— Я бы на вашем месте не стал включать в текст радиограммы слова "поиски будем продолжать". — В голосе Новикова послышалось предупреждение, но Воронов на это никак не реагировал.
— Ну, что ж, каждому свое, — сказал прокурор уже своим обычным бесстрастным тоном.
Когда, наконец, все успокоились и занялись приготовлениями ко сну, прокурор протянул мне и Воронову тетрадь.
— Это дневник Васениной, посмотрите вот с этой отмеченной мной страницы. Обратите внимание: "Ребята поссорились…"
Мы читали дневник вместе с Вороновым, испытывая естественное смущение, неловкость, людей, вторгающихся во что-то очень личное, сокровенное…
"Я проснулась от того, что надо мной кто-то монотонным голосом читал Блока: "В далях снежных веют крылья — слышу, слышу снежный зов…" Я открыла глаза — в палатке был морозный сумрак. Никого. А в ушах все звенело и звенело: "Белый зов… зов… зов…"
Я плотно закрыла уши, и все стало тихо. Но тревога не проходит. В памяти возникают случайные, когда-то прочитанные строчки. Они назойливо повторяются, словно испорченная пластинка: "Всю ночь дышала злобой вьюга, сметая радость сердца прочь…" Опять "Снежные маски".
В палатке я одна. Вчера я долго не могла уснуть, все казалось, что кто-то ходит вокруг нас и топает. И теперь проспала. А ребята не разбудили. Если бы не холод, проспала бы до обеда. Наверное, решили устроить дневку.
Палатку ребята разбили на берегу Малика. Мы вернулись. И вернулись, конечно, из-за меня.
Какое-то странное место: между сугробов темнеет вода, а вокруг стоят мохнатые угрюмые ели. Малик выбирается из-под сугробов, ныряет в снежные туннели и где-то внизу звенит на перекате. В лесу стоит такая тишина, что страшно вздохнуть, и просто не верится, что на перевале ревет ураган.
Ребята утоптали лыжами снег, набросали под днище палатки для прочности еловых лап, расстелили одеяла, рюки, штормовки, запасные свитеры, куртки.
Я забралась в палатку, а ребята стали готовить костер. Яму под костер решили не рыть. Ребята спилили сосну-сушину, бревна, конечно, уложили гатью и на этой гати развели костер. Возле костра было тихо. Я не помню, чтобы возле костра у нас было тихо. Обязательно рассказывают, поют. Все из-за меня.
А сейчас смеются, Вася Постырь под аккомпанемент гитары поет: "Белым снегом ночь метельная дорожку замела…" А, вот почему ко мне опять явились "Снежные маски".
Как странно: неужели все встали так тихо, что не разбудили меня? Все, наверное, занялись делом, одна я валяюсь. Палатка изнутри успела покрыться инеем, страшно высунуть нос из-под одеял.

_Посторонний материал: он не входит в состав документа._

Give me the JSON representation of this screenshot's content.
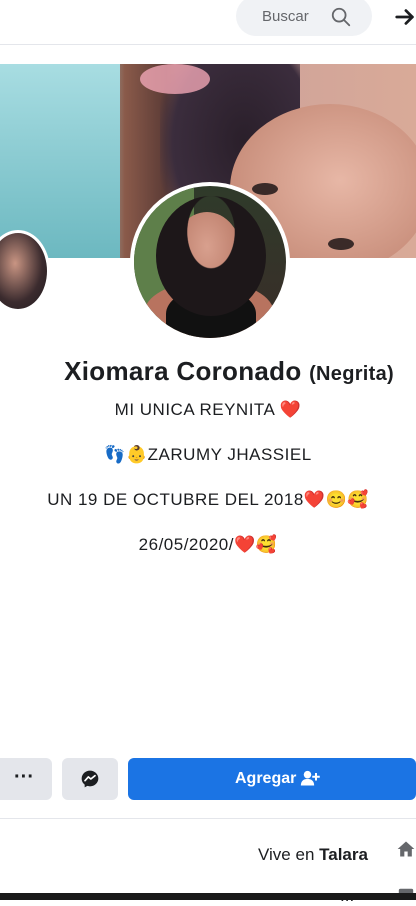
{
  "search": {
    "placeholder": "Buscar"
  },
  "profile": {
    "name": "Xiomara Coronado",
    "nickname": "(Negrita)",
    "bio_lines": [
      "MI UNICA REYNITA ❤️",
      "👣👶ZARUMY JHASSIEL",
      "UN 19 DE OCTUBRE DEL 2018❤️😊🥰",
      "26/05/2020/❤️🥰"
    ]
  },
  "actions": {
    "add_label": "Agregar",
    "more_label": "···"
  },
  "info": {
    "lives_in_prefix": "Vive en ",
    "lives_in_city": "Talara",
    "next_row_text": "..."
  },
  "colors": {
    "primary": "#1b74e4",
    "secondary_btn": "#e4e6eb"
  }
}
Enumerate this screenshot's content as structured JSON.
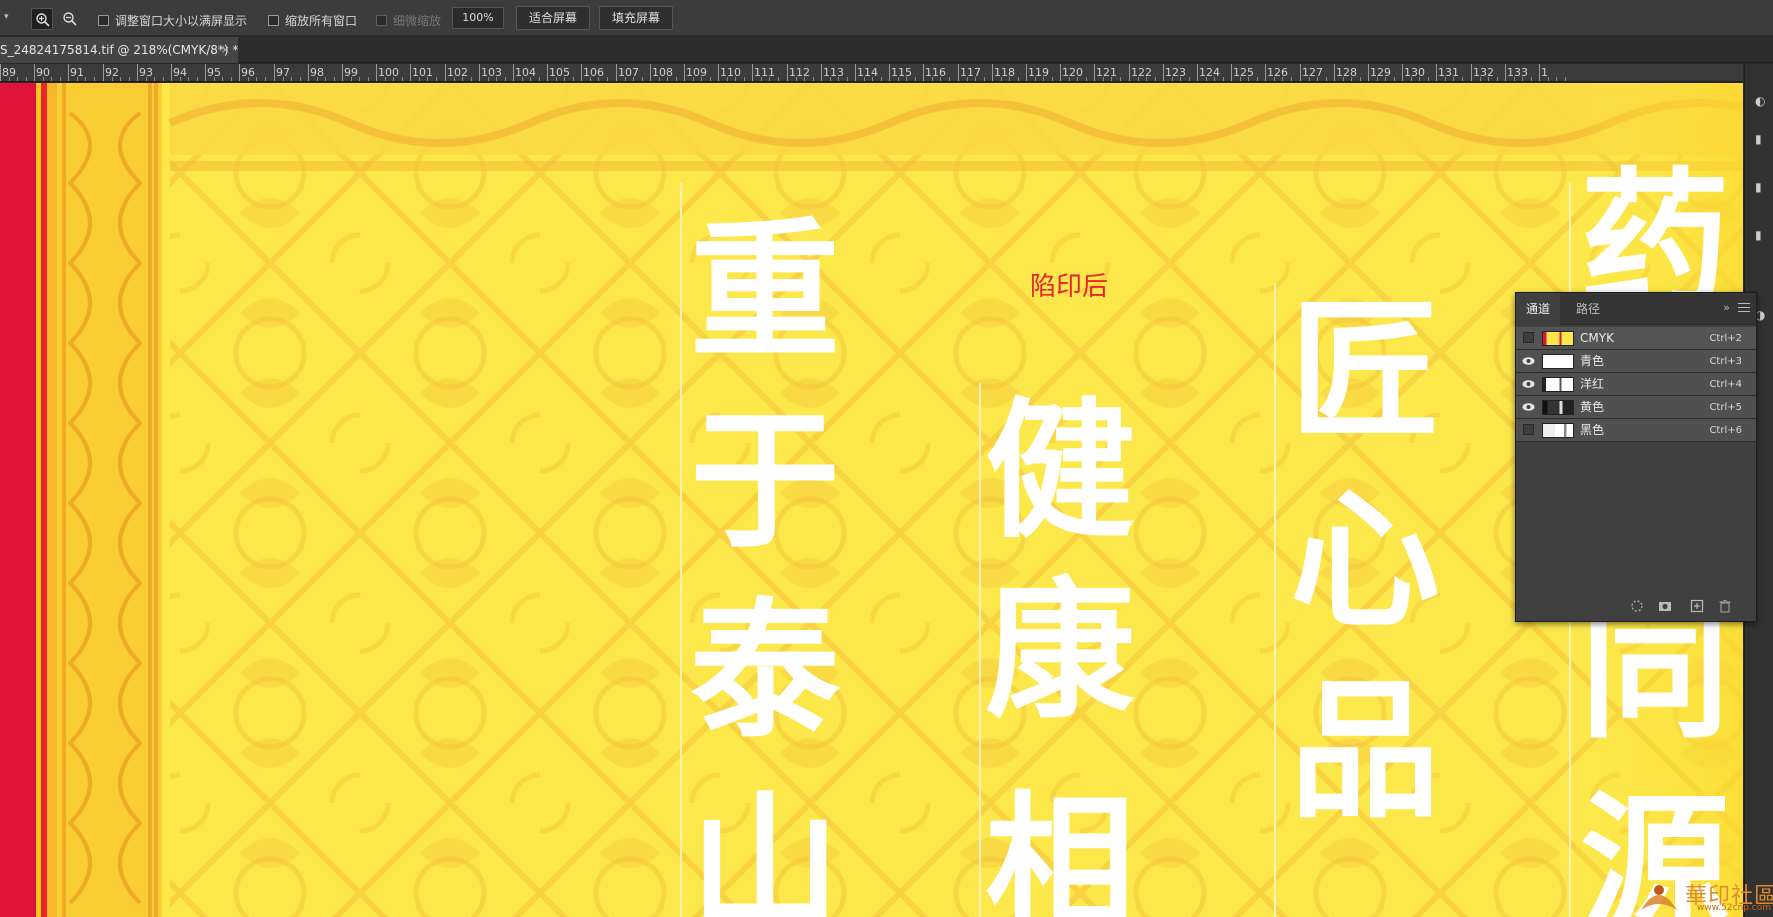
{
  "options_bar": {
    "zoom_in_icon": "zoom-in-icon",
    "zoom_out_icon": "zoom-out-icon",
    "resize_windows_label": "调整窗口大小以满屏显示",
    "zoom_all_windows_label": "缩放所有窗口",
    "scrubby_zoom_label": "细微缩放",
    "zoom_value": "100%",
    "fit_screen_label": "适合屏幕",
    "fill_screen_label": "填充屏幕"
  },
  "document_tab": {
    "title": "S_24824175814.tif @ 218%(CMYK/8*) *",
    "close_glyph": "×"
  },
  "ruler": {
    "labels": [
      "89",
      "90",
      "91",
      "92",
      "93",
      "94",
      "95",
      "96",
      "97",
      "98",
      "99",
      "100",
      "101",
      "102",
      "103",
      "104",
      "105",
      "106",
      "107",
      "108",
      "109",
      "110",
      "111",
      "112",
      "113",
      "114",
      "115",
      "116",
      "117",
      "118",
      "119",
      "120",
      "121",
      "122",
      "123",
      "124",
      "125",
      "126",
      "127",
      "128",
      "129",
      "130",
      "131",
      "132",
      "133",
      "1"
    ]
  },
  "canvas": {
    "annotation": "陷印后",
    "annotation_color": "#e8262e",
    "background_color": "#fce84a",
    "pattern_color": "#f2b733",
    "border_red": "#e0143a",
    "glyph_color": "#ffffff"
  },
  "channels_panel": {
    "tabs": [
      {
        "label": "通道",
        "active": true
      },
      {
        "label": "路径",
        "active": false
      }
    ],
    "collapse_glyph": "»",
    "channels": [
      {
        "name": "CMYK",
        "shortcut": "Ctrl+2",
        "visible": false
      },
      {
        "name": "青色",
        "shortcut": "Ctrl+3",
        "visible": true
      },
      {
        "name": "洋红",
        "shortcut": "Ctrl+4",
        "visible": true
      },
      {
        "name": "黄色",
        "shortcut": "Ctrl+5",
        "visible": true
      },
      {
        "name": "黑色",
        "shortcut": "Ctrl+6",
        "visible": false
      }
    ],
    "footer_icons": [
      "load-selection-icon",
      "save-selection-icon",
      "new-channel-icon",
      "delete-channel-icon"
    ]
  },
  "watermark": {
    "text": "華印社區",
    "url": "www.52cnp.com"
  }
}
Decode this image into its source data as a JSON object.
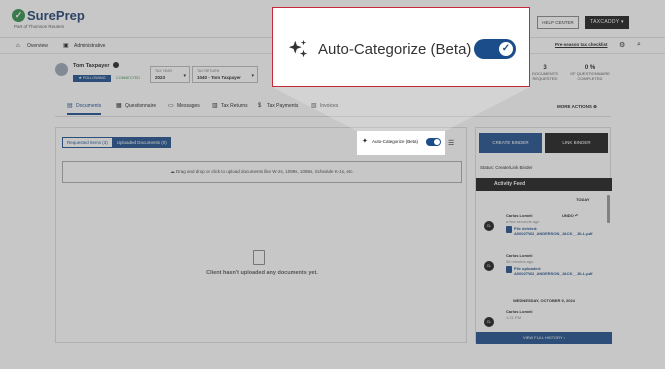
{
  "app": {
    "logo_text": "SurePrep",
    "logo_sub": "Part of Thomson Reuters",
    "help_center": "HELP CENTER",
    "taxcaddy": "TAXCADDY ▾"
  },
  "nav": {
    "overview": "Overview",
    "administrative": "Administrative",
    "checklist": "Pre-season tax checklist"
  },
  "client": {
    "name": "Tom Taxpayer",
    "following": "★ FOLLOWING",
    "connected": "CONNECTED",
    "tax_year_label": "TAX YEAR",
    "tax_year": "2023",
    "tax_return_label": "TAX RETURN",
    "tax_return": "1040 - Tom Taxpayer",
    "stat1_value": "3",
    "stat1_label": "DOCUMENTS REQUESTED",
    "stat2_value": "0 %",
    "stat2_label": "OF QUESTIONNAIRE COMPLETED"
  },
  "tabs": [
    {
      "label": "Documents",
      "icon": "documents-icon"
    },
    {
      "label": "Questionnaire",
      "icon": "questionnaire-icon"
    },
    {
      "label": "Messages",
      "icon": "messages-icon"
    },
    {
      "label": "Tax Returns",
      "icon": "tax-returns-icon"
    },
    {
      "label": "Tax Payments",
      "icon": "tax-payments-icon"
    },
    {
      "label": "Invoices",
      "icon": "invoices-icon"
    }
  ],
  "more_actions": "MORE ACTIONS ⊕",
  "documents": {
    "requested_tab": "Requested Items (3)",
    "uploaded_tab": "Uploaded Documents (0)",
    "dropzone": "Drag and drop or click to upload documents like W-2s, 1099s, 1098s, Schedule K-1s, etc.",
    "empty": "Client hasn't uploaded any documents yet."
  },
  "auto_categorize": {
    "label": "Auto-Categorize (Beta)",
    "enabled": true
  },
  "binder": {
    "create": "CREATE BINDER",
    "link": "LINK BINDER",
    "status": "Status: Create/Link Binder"
  },
  "activity": {
    "title": "Activity Feed",
    "today": "TODAY",
    "undo": "UNDO ↶",
    "items": [
      {
        "initials": "CL",
        "name": "Carlos Lomeli",
        "time": "a few seconds ago",
        "file": "File deleted: A0002TW2_ANDERSON_JACK__JILL.pdf"
      },
      {
        "initials": "CL",
        "name": "Carlos Lomeli",
        "time": "56 minutes ago",
        "file": "File uploaded: A0002TW2_ANDERSON_JACK__JILL.pdf"
      },
      {
        "initials": "CL",
        "name": "Carlos Lomeli",
        "time": "1:21 PM",
        "file": ""
      }
    ],
    "date_separator": "WEDNESDAY, OCTOBER 9, 2024",
    "view_history": "VIEW FULL HISTORY"
  },
  "colors": {
    "brand_blue": "#1c4d8b",
    "callout_border": "#c8283a",
    "dark": "#1b1b1b"
  }
}
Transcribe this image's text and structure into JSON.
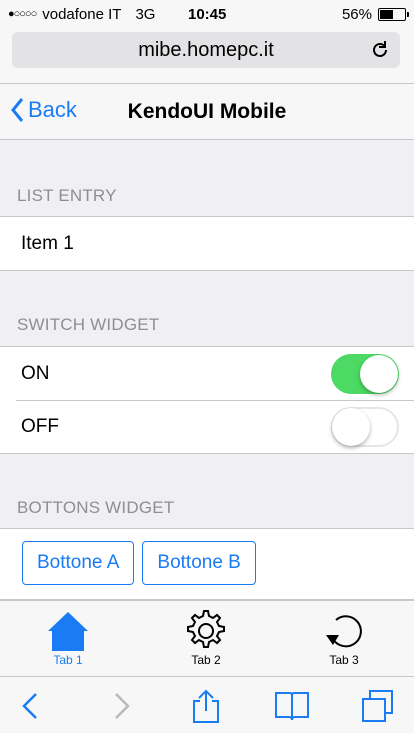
{
  "status_bar": {
    "signal": "●○○○○",
    "carrier": "vodafone IT",
    "network": "3G",
    "time": "10:45",
    "battery_text": "56%",
    "battery_level": 0.56
  },
  "browser": {
    "url": "mibe.homepc.it"
  },
  "nav": {
    "back_label": "Back",
    "title": "KendoUI Mobile"
  },
  "sections": {
    "list_entry": {
      "header": "LIST ENTRY",
      "items": [
        "Item 1"
      ]
    },
    "switch_widget": {
      "header": "SWITCH WIDGET",
      "rows": [
        {
          "label": "ON",
          "state": true
        },
        {
          "label": "OFF",
          "state": false
        }
      ]
    },
    "buttons_widget": {
      "header": "BOTTONS WIDGET",
      "buttons": [
        "Bottone A",
        "Bottone B"
      ]
    }
  },
  "tabstrip": {
    "tabs": [
      {
        "label": "Tab 1",
        "icon": "home-icon",
        "active": true
      },
      {
        "label": "Tab 2",
        "icon": "gear-icon",
        "active": false
      },
      {
        "label": "Tab 3",
        "icon": "undo-icon",
        "active": false
      }
    ]
  },
  "colors": {
    "accent": "#1a7cf5",
    "switch_on": "#4cd964",
    "section_header": "#8e8e93",
    "background": "#efeff4"
  }
}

Я знаю, что нужно сделать. Нужно рывком сбросить с себя одеяла и куртку и выбраться на свет божий. Нужно размяться, нужно умыться… Господи, сколько этих "нужно"! Только Глеб умеет их стоически не замечать. Он уже, наверное, ушел на перевал. Надо что-то делать. Долой дневник!…
Я так и не выбралась. Только-только собралась, как палатка закачалась, и в нее вполз Толя. Толя, как всегда, запутался в пологе и чертыхнулся. А потом удивленно уставился на меня. Он, видимо, решил, что я уже прогуливаюсь у останцев,
— Ты? Спишь?
— Нет, отдыхаю.
Толя с сомнением покачал головой:
— Что-то не заметно, чтоб ты отдыхала. По-моему, ты еще и не покидала постели.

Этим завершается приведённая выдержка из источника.